Лидия взяла Эдриен за руку и повела её в сад.
«Я сварю кофе, мама», сказал Хоук им вслед. «А ты проследи, чтобы Мэри перенесла вещи Эдриен в Павлинью комнату».
Лидия остановилась. Рука, что держала Эдриен, едва заметно сжалась. «Ты точно в этом уверен, Хоук», сухо спросила она.
«Ты слышала её. Она полностью выздоровела. Она моя жена. Где ещё её будут лучше охранять?»
«Очень хорошо».
«Где Павлинья комната находится?», развернулась Эдриен на пятках, чтобы посмотреть ему в лицо.
«На третем этаже».
«Это будет моя личная комната?»
«Большую часть того, что я не использую. Это покои лэрда».
«Я не собираюсь спать с тобой…»
«Не помню, чтобы спрашил тебя об этом…»
«Ты огромный, заносчивый, самодовольный осёл…»
«На самом деле, Эдриен, мой сын не является ничем из этого», сдержала её Лидия.
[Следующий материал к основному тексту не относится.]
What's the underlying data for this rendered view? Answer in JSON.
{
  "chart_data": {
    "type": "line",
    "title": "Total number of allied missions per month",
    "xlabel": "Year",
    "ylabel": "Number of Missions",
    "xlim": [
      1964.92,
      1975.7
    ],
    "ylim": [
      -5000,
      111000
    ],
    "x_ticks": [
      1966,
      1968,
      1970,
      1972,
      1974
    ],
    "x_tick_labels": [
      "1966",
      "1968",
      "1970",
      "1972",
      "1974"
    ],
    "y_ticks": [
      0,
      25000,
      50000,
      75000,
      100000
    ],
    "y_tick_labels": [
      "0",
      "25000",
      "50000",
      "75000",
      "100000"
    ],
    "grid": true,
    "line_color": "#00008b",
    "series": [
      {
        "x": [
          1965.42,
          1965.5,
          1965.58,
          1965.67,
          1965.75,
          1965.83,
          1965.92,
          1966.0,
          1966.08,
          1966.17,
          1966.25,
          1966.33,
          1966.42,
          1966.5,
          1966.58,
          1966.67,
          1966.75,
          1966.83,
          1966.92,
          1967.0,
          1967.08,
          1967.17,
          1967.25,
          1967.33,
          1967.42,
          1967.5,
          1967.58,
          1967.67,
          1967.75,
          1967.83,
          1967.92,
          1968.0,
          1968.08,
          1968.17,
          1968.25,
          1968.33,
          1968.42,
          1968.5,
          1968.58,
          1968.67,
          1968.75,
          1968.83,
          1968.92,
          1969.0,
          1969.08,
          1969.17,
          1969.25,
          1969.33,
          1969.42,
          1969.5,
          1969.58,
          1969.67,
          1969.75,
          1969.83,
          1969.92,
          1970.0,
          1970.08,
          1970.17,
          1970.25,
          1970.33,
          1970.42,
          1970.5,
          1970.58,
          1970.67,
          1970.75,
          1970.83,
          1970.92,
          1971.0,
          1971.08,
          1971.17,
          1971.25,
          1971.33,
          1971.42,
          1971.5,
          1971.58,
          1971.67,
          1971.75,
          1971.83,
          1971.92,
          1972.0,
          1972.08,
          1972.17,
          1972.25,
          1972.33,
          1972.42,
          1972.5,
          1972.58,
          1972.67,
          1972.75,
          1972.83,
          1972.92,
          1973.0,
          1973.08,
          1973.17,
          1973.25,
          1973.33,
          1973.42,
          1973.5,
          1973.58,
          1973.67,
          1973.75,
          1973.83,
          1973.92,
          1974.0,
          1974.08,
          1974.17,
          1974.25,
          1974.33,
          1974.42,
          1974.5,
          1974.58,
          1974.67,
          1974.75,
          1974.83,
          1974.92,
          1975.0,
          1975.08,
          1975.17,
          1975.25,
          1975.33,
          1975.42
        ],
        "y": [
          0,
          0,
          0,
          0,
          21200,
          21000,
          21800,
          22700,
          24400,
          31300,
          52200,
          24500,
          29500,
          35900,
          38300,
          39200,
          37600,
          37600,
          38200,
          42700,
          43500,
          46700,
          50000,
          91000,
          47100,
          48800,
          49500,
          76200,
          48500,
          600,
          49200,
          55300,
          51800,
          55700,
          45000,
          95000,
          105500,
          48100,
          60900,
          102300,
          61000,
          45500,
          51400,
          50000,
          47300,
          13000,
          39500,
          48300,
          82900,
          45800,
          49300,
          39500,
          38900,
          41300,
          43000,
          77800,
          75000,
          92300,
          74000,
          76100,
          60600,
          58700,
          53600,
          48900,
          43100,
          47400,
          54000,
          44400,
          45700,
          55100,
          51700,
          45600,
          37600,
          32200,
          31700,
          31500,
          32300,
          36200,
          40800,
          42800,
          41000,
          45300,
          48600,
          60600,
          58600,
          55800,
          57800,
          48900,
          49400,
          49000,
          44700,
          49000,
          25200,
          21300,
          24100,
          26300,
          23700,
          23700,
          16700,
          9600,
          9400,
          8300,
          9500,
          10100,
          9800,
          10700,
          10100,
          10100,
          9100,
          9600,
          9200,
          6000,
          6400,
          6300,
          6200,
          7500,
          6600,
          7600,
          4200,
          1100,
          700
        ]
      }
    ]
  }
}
«Это не имеет к тебе отношения, Лидия, ты мне действительно нравишься», вежливо сказала Эдриен. Вежливость тут же закончилась, когда она сердито посмотрела на Ястреба. «Но я не буду делить с тобой постель!»
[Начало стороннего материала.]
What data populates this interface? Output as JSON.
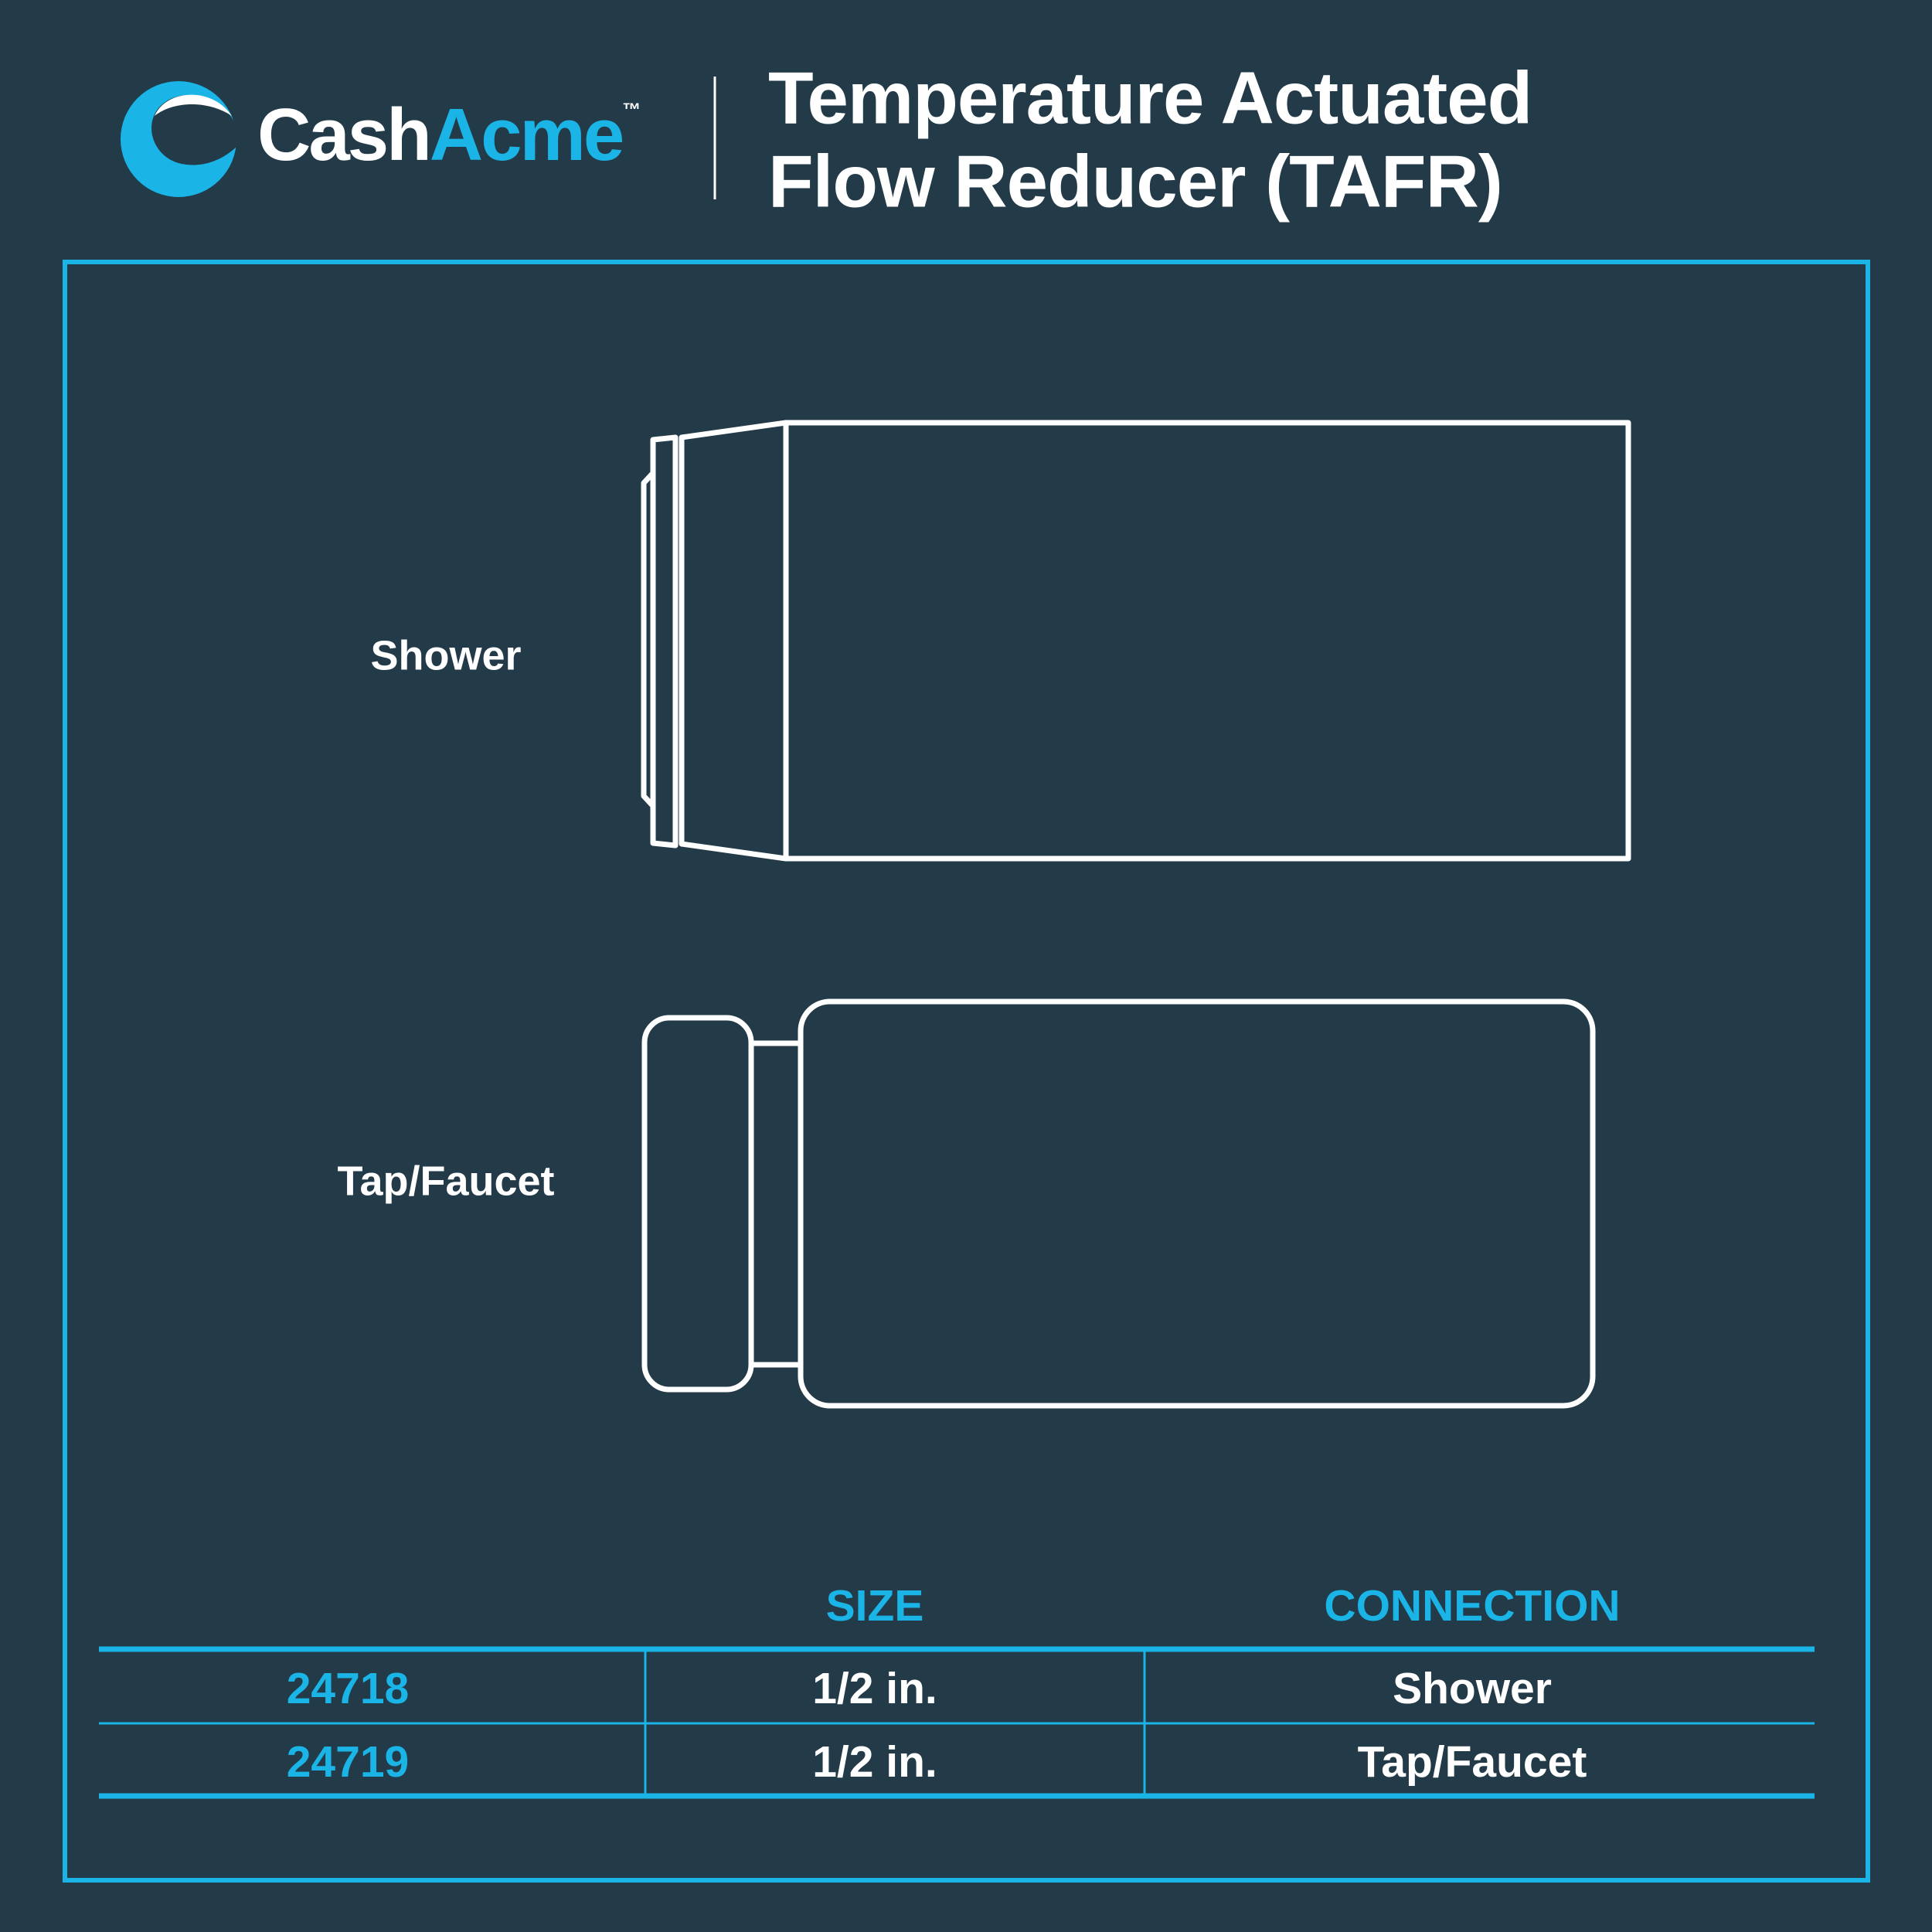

«Не совсем хорошая тема для обсуждения за обеденным столом, скажу я», предположил Тэвис, почёсывая голову, румянец подкрадывался к его щекам.
Хоук засмеялся, и его мрачное урчанье завибрировало на её теле, заставляя соски напрячься, а сердце колотиться, как молот.
«Жена, ты разделись со мной комнату этим вечером, даже если мне придётся тебя связать и нести туда. Можешь терпеть подобное унижение, а можешь и прийти на собственных ногах по своей же воле. Меня мало интересует, как ты туда попадёшь. Только будь там».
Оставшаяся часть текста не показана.